The ‘Climate Change and Drought Factsheet’ shows drought conditions have been officially declared in over 16% of New South Wales and nearly 58% of Queensland, with climate change contributing to extreme weather events including record temperatures and low rainfall, hitting the Australian agriculture sector hard.
“This report shows that Aussie farmers are on the frontline when it comes to facing the impacts of intensifying climate change,” said Climate Councillor and ecologist Professor Lesley Hughes.
“This is a critical issue for farmers, their families and rural communities. Droughts are linked to wide-ranging health impacts, from nutrition to infectious diseases, along with mental health concerns,” she said.
“We also know that worsening drought conditions have been linked to increased risk of suicidal behaviour, especially among male farmers.”
“The combined impact of rising temperatures and declining rainfall means that time spent in drought conditions across southern Australia, such as what we are seeing now, will almost certainly worsen over the next few decades.
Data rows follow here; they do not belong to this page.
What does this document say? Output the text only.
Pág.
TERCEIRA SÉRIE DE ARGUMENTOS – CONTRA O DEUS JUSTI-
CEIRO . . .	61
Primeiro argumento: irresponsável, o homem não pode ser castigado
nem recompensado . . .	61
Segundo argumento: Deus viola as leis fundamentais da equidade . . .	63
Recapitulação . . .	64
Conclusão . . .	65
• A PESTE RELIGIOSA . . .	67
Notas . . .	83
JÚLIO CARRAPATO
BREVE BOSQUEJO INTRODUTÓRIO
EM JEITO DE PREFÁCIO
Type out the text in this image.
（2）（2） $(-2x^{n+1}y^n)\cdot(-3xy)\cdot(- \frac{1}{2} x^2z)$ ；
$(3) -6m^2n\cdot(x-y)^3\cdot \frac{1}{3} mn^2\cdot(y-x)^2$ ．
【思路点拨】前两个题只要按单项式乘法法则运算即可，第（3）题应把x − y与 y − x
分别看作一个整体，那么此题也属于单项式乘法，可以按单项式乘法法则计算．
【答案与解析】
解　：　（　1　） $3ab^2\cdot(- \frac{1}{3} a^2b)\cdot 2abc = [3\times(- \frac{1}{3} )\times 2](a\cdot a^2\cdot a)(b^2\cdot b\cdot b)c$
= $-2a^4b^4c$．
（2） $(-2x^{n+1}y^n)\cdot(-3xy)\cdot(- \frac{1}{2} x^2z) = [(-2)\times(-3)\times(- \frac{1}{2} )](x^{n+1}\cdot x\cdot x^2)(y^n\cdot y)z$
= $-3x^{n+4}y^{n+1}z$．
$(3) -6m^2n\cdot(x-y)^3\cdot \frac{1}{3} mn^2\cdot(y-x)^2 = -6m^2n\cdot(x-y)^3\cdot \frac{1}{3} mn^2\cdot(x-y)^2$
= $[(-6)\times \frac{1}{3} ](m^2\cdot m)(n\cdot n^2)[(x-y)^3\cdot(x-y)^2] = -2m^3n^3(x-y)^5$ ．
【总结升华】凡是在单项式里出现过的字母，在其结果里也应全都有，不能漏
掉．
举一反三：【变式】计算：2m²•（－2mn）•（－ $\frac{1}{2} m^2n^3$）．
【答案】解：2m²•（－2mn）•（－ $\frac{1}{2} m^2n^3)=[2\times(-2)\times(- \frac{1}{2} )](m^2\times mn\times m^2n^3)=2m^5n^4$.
Unless we take far more serious steps to reduce greenhouse gas pollution, climate change impacts will continue to accelerate beyond that.”

Key findings include:
  • Queensland and New South Wales are currently in the grip of severe drought, with drought declared for 16.4 percent of New South Wales and 57.6 percent of Queensland.
  • Current drought conditions have followed a 2016/2017 summer characterised by record-breaking temperatures, and the preceding record dry winter. Rainfall over southern Australia during autumn 2018 was the second lowest on record.
  • Climate change has contributed to a southward shift in weather systems that typically bring cool season rainfall to southern Australia. Since the 1970s late autumn and early winter rainfall has decreased by 15 percent in southeast Australia, and Western Australia’s southwest region has experienced a 15 percent decline in cool season rainfall.
  • Future drying trends in Australia will be most pronounced over southwest Western Australia, with total reductions in autumn and winter precipitation potentially as high as 50 percent by the late 21st century.
Climate Council Acting CEO Dr Martin Rice said climate change is also driving an increase in the intensity and frequency of hot days and heatwaves in Australia, exacerbating drought conditions.
“By 2030, winter and spring rainfall in southern Australia is projected to further drop by around 15 per cent,” said Dr Rice.
Dr Rice said Australia’s lack of strong and credible federal climate and energy policy was leaving Australians and the agriculture sector vulnerable to increasing extreme weather events.
“The ongoing burning of fossil fuels, such as coal, oil and gas has led to rising greenhouse gas pollution levels in Australia,” he said.
“To protect battling farmers on the front line of climate change from intensifying drought conditions, we must continue to transition away from polluting fossil fuels, towards the increased rollout of clean, affordable and reliable renewable energy and storage technology.”